Led by the CPI(M) affiliated All India Kisan Sabha leaders Ashok Dhawale, Jiva Pandu Gavit and politburo member Nilotpal Basu, the farmers marched in the summer heat with their feet bearing the brunt of the hot summer sun.
The 15,000 farmers reminded the government that it is yet to fulfill its promise of addressing their demands presented when 50,000 of them marched to Mumbai earlier this year that drew national attention and sympathy.
Farmers say the state government has been slow in fulfilling the demands it agreed to when 50,000 farmers marched from Nashik to Mumbai with bleeding feet, demanding transfer of land rights and implementation of the forest rights act, small dams for irrigation, pension, and several other demands including minimum support prices for their produce.
All India Kisan Sabha President Ashok Dhawale told NDTV, “Apart from the demands that the long march achieved but which have not been implemented we are taking up two major issues today. One is total opposition of the farmers to the bullet train project and the super highway project. Both these projects are going to have forcible acquisition of land across Thane and Palghar.”
Farmers whose land would have to be acquired say they are being coerced in spite of opposing the survey of their land to begin the acquisition process.
41-year-old Chandrakant Vartha says he still hasn’t been compensated for land acquired for expansion of the national highway a few years ago. He currently owns five acres of land in Dahela village now and has nine mouths to feed at home with the income from farming. The bullet train project will acquire three acres of his land which he is unwilling to part with.
“Our future generations will live off the land. When they came to survey the land they threatened us. We fear our land will be taken away so we don’t let them survey the land. Once we sent them away… they keep coming back and say you have to give your land,” Mr Vartha told NDTV.
Another farmer, 41-year-old Ramesh Ghute, will lose his entire four acres of land. He has seven people to feed at home and farming is his only source of income. He participated in the long march from Nashik to Mumbai earlier this year and says his entire village had gathered to protest against the survey for land acquisition forcing officials to cancel the survey on April 28.
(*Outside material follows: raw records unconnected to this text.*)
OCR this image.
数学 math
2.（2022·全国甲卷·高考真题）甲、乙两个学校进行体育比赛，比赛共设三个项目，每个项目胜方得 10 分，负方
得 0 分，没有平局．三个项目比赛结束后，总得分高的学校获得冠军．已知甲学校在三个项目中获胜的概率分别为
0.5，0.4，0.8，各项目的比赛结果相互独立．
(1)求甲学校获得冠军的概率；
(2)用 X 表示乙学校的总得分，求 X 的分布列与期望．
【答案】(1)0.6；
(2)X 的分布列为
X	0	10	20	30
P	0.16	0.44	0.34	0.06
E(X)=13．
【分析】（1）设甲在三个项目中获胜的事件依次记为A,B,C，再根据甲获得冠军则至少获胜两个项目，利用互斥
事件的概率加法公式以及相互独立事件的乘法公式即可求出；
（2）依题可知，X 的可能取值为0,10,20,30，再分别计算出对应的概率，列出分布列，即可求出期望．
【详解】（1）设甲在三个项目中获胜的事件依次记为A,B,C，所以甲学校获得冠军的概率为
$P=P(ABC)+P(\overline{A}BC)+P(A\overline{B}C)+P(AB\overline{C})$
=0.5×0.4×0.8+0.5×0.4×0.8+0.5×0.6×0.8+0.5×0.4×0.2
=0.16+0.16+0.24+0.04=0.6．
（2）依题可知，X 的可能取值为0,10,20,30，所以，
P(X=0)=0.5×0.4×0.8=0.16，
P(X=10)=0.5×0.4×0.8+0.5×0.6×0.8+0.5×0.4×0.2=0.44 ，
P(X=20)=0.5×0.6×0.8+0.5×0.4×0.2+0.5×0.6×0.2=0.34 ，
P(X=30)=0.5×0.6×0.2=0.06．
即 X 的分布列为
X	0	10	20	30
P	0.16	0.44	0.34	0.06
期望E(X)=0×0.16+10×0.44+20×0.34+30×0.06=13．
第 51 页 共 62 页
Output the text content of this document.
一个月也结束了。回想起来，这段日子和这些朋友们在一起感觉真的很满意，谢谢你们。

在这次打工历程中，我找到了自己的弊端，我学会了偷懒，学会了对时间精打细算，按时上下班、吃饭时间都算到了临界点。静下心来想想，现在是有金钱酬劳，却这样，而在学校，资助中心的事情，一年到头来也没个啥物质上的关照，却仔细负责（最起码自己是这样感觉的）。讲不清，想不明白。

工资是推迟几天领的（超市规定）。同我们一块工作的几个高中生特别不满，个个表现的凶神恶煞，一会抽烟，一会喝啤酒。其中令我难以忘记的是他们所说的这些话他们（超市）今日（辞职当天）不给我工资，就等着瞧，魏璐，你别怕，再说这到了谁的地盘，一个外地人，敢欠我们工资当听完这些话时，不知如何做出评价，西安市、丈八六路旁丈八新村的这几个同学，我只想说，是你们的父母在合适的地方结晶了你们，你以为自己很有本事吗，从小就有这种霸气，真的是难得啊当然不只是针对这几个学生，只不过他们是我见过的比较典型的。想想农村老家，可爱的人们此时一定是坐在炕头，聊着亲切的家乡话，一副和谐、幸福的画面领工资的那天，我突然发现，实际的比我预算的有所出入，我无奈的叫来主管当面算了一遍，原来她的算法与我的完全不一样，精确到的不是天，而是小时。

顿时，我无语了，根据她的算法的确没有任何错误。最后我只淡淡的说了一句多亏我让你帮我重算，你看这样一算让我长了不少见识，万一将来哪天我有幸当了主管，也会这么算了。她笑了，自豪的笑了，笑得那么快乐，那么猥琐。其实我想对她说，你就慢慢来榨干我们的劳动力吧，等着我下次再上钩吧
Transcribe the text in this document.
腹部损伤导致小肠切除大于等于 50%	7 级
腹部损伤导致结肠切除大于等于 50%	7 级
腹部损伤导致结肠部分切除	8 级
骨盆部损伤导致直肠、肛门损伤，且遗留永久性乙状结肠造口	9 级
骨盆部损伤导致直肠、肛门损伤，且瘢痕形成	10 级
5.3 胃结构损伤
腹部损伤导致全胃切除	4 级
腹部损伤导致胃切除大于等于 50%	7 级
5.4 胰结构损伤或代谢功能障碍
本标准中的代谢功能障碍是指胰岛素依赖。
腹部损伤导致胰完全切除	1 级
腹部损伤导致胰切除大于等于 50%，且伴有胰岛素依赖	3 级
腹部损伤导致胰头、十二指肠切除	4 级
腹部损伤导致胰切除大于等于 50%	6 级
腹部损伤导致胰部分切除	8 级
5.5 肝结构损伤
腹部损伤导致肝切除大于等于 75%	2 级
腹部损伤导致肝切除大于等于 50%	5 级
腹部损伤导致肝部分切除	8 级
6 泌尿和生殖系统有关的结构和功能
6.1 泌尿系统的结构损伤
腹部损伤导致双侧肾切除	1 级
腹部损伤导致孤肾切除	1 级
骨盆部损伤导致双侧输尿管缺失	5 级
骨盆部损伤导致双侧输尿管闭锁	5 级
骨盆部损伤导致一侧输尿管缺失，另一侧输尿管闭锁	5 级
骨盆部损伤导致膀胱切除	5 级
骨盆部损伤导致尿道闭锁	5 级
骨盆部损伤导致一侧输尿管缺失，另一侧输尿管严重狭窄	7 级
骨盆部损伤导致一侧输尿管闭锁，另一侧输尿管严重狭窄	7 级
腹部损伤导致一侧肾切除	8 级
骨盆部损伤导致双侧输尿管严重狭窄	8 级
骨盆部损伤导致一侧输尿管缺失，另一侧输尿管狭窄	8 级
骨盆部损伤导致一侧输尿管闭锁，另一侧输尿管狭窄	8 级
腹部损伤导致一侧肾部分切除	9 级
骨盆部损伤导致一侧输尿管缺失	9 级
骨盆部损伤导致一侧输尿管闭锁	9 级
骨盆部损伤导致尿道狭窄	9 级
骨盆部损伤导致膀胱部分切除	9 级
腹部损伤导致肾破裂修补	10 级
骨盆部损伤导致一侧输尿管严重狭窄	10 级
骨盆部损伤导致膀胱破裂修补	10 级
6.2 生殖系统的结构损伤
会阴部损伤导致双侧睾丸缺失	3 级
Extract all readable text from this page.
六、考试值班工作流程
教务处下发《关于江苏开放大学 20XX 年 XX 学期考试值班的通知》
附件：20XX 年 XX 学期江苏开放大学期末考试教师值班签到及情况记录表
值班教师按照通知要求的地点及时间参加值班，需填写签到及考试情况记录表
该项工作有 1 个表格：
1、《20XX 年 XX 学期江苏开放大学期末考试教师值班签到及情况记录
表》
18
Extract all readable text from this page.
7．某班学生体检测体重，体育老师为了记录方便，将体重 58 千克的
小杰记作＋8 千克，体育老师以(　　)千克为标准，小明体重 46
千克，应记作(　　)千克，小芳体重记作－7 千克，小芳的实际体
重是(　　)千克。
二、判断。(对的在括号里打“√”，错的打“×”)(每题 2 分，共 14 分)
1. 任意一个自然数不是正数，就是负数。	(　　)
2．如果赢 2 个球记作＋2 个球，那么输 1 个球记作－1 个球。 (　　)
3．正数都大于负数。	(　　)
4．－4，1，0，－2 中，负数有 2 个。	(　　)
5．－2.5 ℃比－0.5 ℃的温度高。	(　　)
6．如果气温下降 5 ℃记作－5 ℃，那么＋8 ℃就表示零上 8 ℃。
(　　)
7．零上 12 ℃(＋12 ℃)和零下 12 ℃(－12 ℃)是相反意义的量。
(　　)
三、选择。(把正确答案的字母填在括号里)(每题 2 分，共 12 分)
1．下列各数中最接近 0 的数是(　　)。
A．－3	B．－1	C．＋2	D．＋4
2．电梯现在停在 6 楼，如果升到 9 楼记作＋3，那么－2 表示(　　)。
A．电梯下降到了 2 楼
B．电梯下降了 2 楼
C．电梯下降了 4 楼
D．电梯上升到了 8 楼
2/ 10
Angry with the government for not consulting the panchayat, Ramesh Ghute told NDTV, “The land is our mother. If we have it we can feed ourselves. If we lose our land we will have nothing left. We will die but not give our land for the bullet train project. Our village has decided this.”
The CPI(M) which is leading the farmers’ protest through the All India Kisan Sabha says with rural discontent growing it’s an opportunity for the Opposition to build consensus to take on the BJP. CPI(M) politburo member Nilotpal Basu told NDTV, “We are fighting and there is an excellent response. We will continue to not only independently go and mobilise the people but also broaden the unity so that there is a fresh realignment of political forces that can offer a national alternative to the policies of the Modi Government.”
But the BJP alleges the farmers are being misled and they will come around when they see their gain in supporting these projects. Revenue Minister of Maharashtra Chandrakant Patil told NDTV, “For every big project there are misunderstandings in the beginning and there is opposition. When people understand that development is necessary and they will be compensated, the agitation ends.”
With the 2019 elections drawing near, rural discontent especially over issues like land acquisition is one weak point the BJP faces. The left and other opposition parties realise that mobilisation over these issues could actually lead to results in the 2019 elections which is why protest like these are more likely to be seen over the next few days.